The mind, embedded in our heads, invisible to the outside.
You only know what’s going on in your own mind.
Never in someone’s others.
You never know what’s going on.
A smile does not mean that they are happy. A tear might not mean that they are depressed. Be mindful with others, your judgement and your actions.
As a person, who had and still has to face a rollercoaster of a constant up and down with her mental health, I was shocked that the media, the pressure of the public eye and the heavy judgement has the power to drive someone to death.
In my lifetime, I cannot imagine, how this would have possibly felt, and my thoughts are with Caroline’s loved ones.
I, personally, even though I do struggle, still and will always count myself as lucky, to never have had suicidal thoughts by myself. Nevertheless, I have encountered people in the past, who were in my close circle of people who were suicidal. Once, when I was very young, a person who was close to me and my family tried to take her life. In order to protect her privacy, I won’t go into detail. All I can remember was that I could not understand it. I was angry that she would do this to herself and the people who deeply loved her. My body numbed the pain about it out, I couldn’t understand her, the world or anything else anymore. After it happened and she survived, it took me a long time to get back into the normal swing of things. Today, I say that I should have behaved in a different way, but I am also a lot older than when it happened.
However old you are, it feels truly devastating. Like someone wants to rip your heart out and hurt it. At the same time, you feel like you are in chains, as you can’t really do anything apart from offering help and support, which means in a lot of cases already the world.
The point that I want to make with this story, that suicide is surprising for everyone around the victim, but not for the victim itself. For them, it seems like the only option to get out of their mind that is killing them.
And as an outsider, you don’t see what battle or war might be going on in their head right now.

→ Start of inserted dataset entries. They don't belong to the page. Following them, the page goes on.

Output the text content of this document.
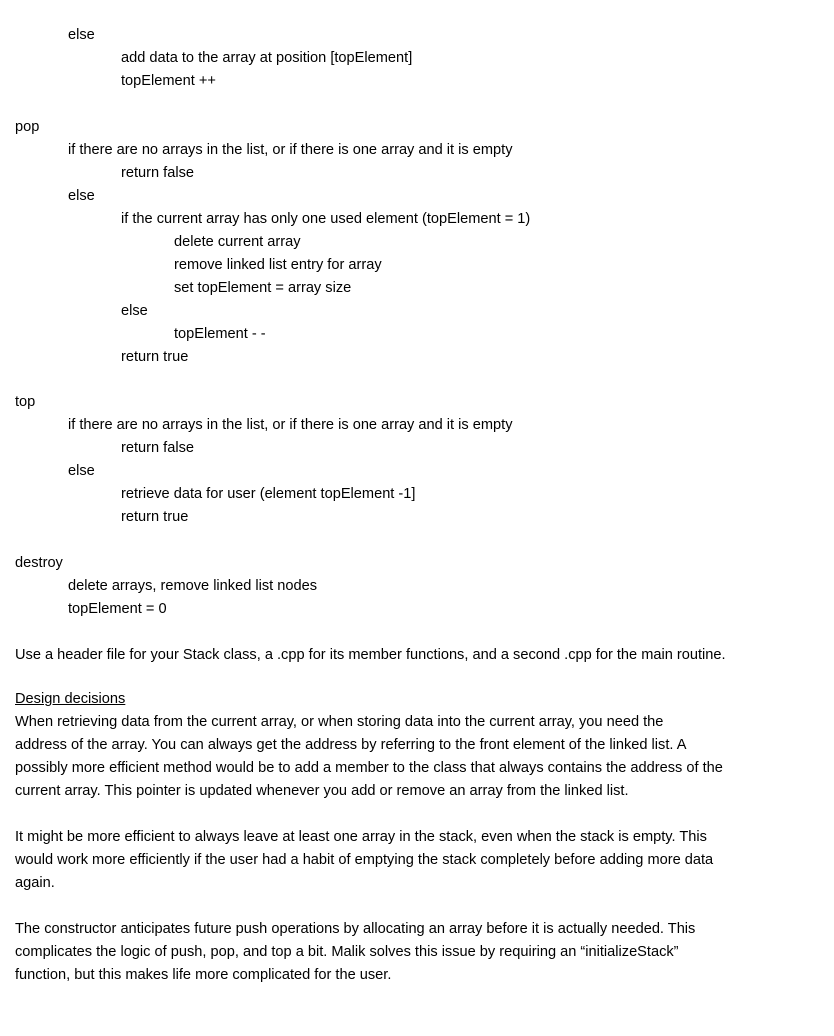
else
add data to the array at position [topElement]
topElement ++
pop
if there are no arrays in the list, or if there is one array and it is empty
return false
else
if the current array has only one used element (topElement = 1)
delete current array
remove linked list entry for array
set topElement = array size
else
topElement - -
return true
top
if there are no arrays in the list, or if there is one array and it is empty
return false
else
retrieve data for user (element topElement -1]
return true
destroy
delete arrays, remove linked list nodes
topElement = 0
Use a header file for your Stack class, a .cpp for its member functions, and a second .cpp for the main routine.
Design decisions
When retrieving data from the current array, or when storing data into the current array, you need the
address of the array. You can always get the address by referring to the front element of the linked list. A
possibly more efficient method would be to add a member to the class that always contains the address of the
current array. This pointer is updated whenever you add or remove an array from the linked list.
It might be more efficient to always leave at least one array in the stack, even when the stack is empty. This
would work more efficiently if the user had a habit of emptying the stack completely before adding more data
again.
The constructor anticipates future push operations by allocating an array before it is actually needed. This
complicates the logic of push, pop, and top a bit. Malik solves this issue by requiring an “initializeStack”
function, but this makes life more complicated for the user.
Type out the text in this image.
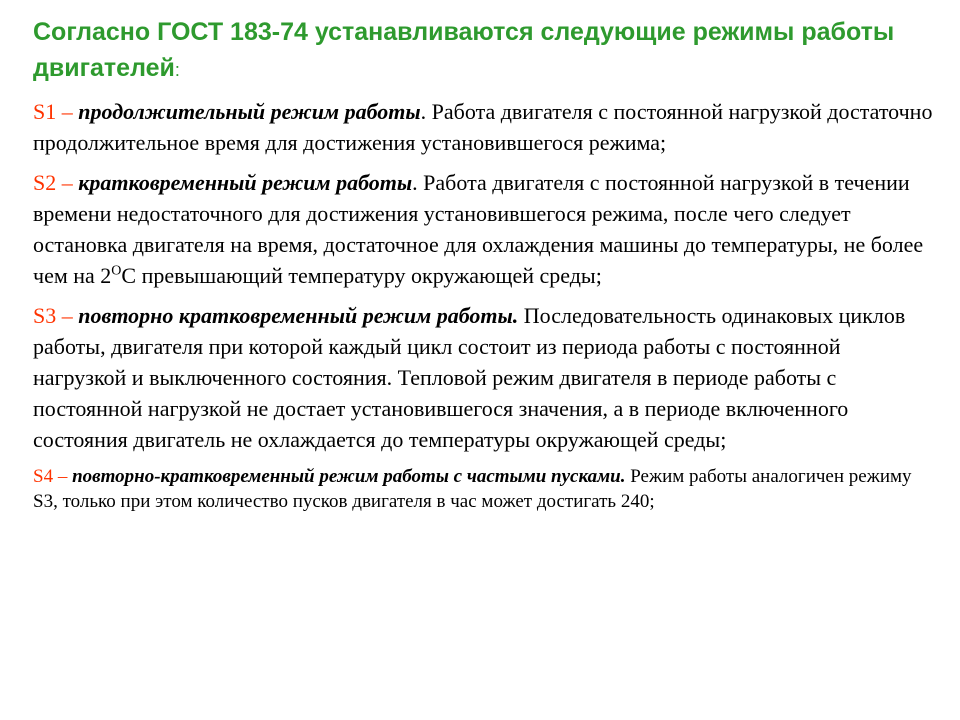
Согласно ГОСТ 183-74 устанавливаются следующие режимы работы двигателей:
S1 – продолжительный режим работы. Работа двигателя с постоянной нагрузкой достаточно продолжительное время для достижения установившегося режима;
S2 – кратковременный режим работы. Работа двигателя с постоянной нагрузкой в течении времени недостаточного для достижения установившегося режима, после чего следует остановка двигателя на время, достаточное для охлаждения машины до температуры, не более чем на $2^OC$ превышающий температуру окружающей среды;
S3 – повторно кратковременный режим работы. Последовательность одинаковых циклов работы, двигателя при которой каждый цикл состоит из периода работы с постоянной нагрузкой и выключенного состояния. Тепловой режим двигателя в периоде работы с постоянной нагрузкой не достает установившегося значения, а в периоде включенного состояния двигатель не охлаждается до температуры окружающей среды;
S4 – повторно-кратковременный режим работы с частыми пусками. Режим работы аналогичен режиму S3, только при этом количество пусков двигателя в час может достигать 240;
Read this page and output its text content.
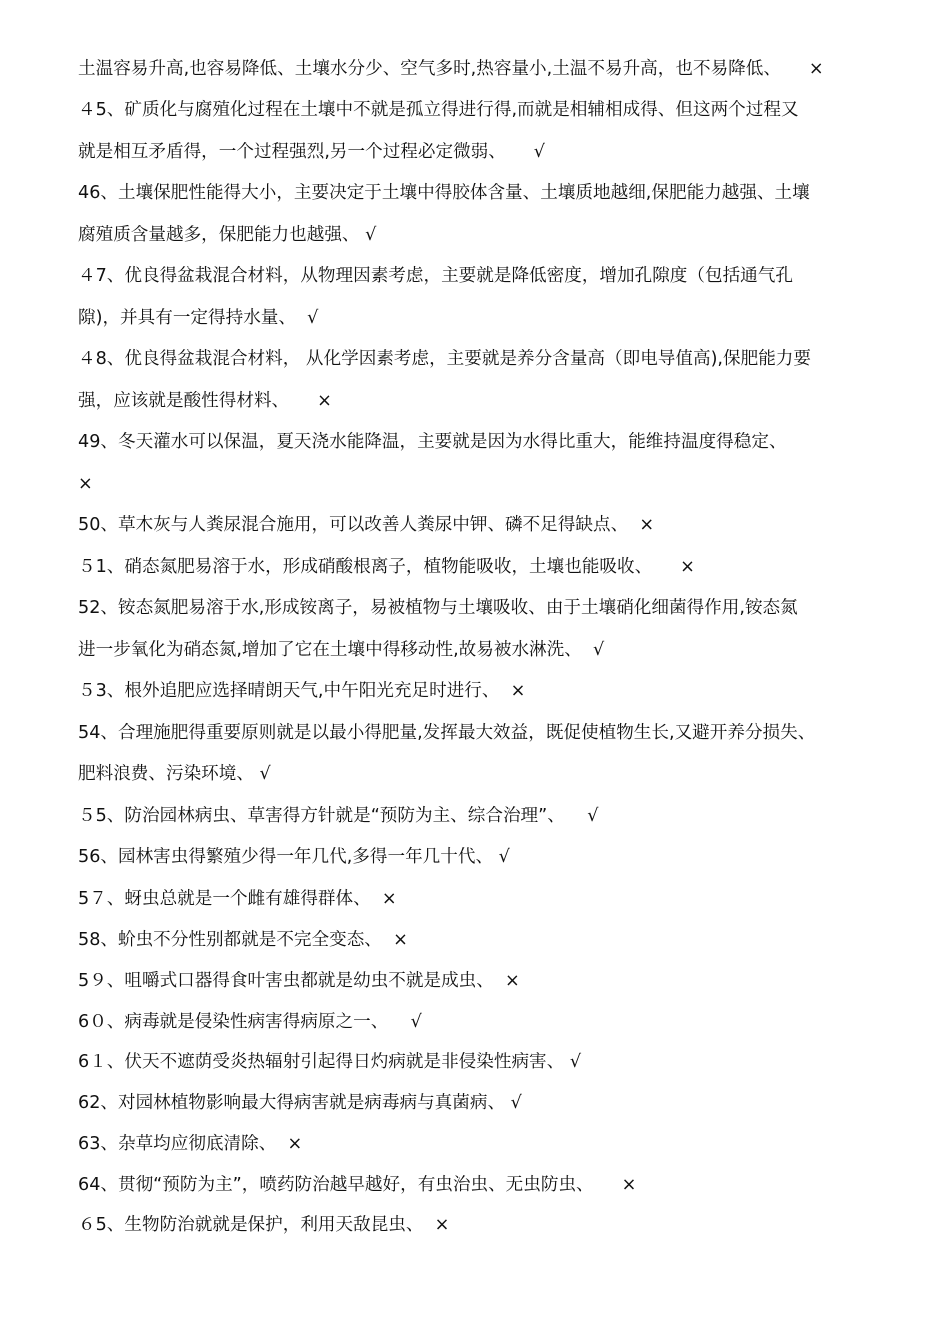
土温容易升高,也容易降低、土壤水分少、空气多时,热容量小,土温不易升高，也不易降低、     ×
４5、矿质化与腐殖化过程在土壤中不就是孤立得进行得,而就是相辅相成得、但这两个过程又
就是相互矛盾得，一个过程强烈,另一个过程必定微弱、     √
46、土壤保肥性能得大小，主要决定于土壤中得胶体含量、土壤质地越细,保肥能力越强、土壤
腐殖质含量越多，保肥能力也越强、 √
４7、优良得盆栽混合材料，从物理因素考虑，主要就是降低密度，增加孔隙度（包括通气孔
隙)，并具有一定得持水量、  √
４8、优良得盆栽混合材料， 从化学因素考虑，主要就是养分含量高（即电导值高),保肥能力要
强，应该就是酸性得材料、     ×
49、冬天灌水可以保温，夏天浇水能降温，主要就是因为水得比重大，能维持温度得稳定、
×
50、草木灰与人粪尿混合施用，可以改善人粪尿中钾、磷不足得缺点、  ×
５1、硝态氮肥易溶于水，形成硝酸根离子，植物能吸收，土壤也能吸收、     ×
52、铵态氮肥易溶于水,形成铵离子，易被植物与土壤吸收、由于土壤硝化细菌得作用,铵态氮
进一步氧化为硝态氮,增加了它在土壤中得移动性,故易被水淋洗、  √
５3、根外追肥应选择晴朗天气,中午阳光充足时进行、  ×
54、合理施肥得重要原则就是以最小得肥量,发挥最大效益，既促使植物生长,又避开养分损失、
肥料浪费、污染环境、 √
５5、防治园林病虫、草害得方针就是“预防为主、综合治理”、    √
56、园林害虫得繁殖少得一年几代,多得一年几十代、 √
5７、蚜虫总就是一个雌有雄得群体、  ×
58、蚧虫不分性别都就是不完全变态、  ×
5９、咀嚼式口器得食叶害虫都就是幼虫不就是成虫、  ×
6０、病毒就是侵染性病害得病原之一、    √
6１、伏天不遮荫受炎热辐射引起得日灼病就是非侵染性病害、 √
62、对园林植物影响最大得病害就是病毒病与真菌病、 √
63、杂草均应彻底清除、  ×
64、贯彻“预防为主”，喷药防治越早越好，有虫治虫、无虫防虫、     ×
６5、生物防治就就是保护，利用天敌昆虫、  ×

You don’t know how long they have already had to fight their demons.
Please never assume or even think that you know more about someone else’s mind than they do. Cause if we want it or not, we actually never know what is going on in another person.
Be nice, be kind, be understanding- you never know.
If anyone who reads this post is clearly struggling, please contact a charity such as Mind charity or talk to someone.
Your loved ones rather have you opened up and sad, than not at all.
You, whoever you might be, you are loved.
Communication is key, and there is a way out of this endless labyrinth where there seems to be no exit.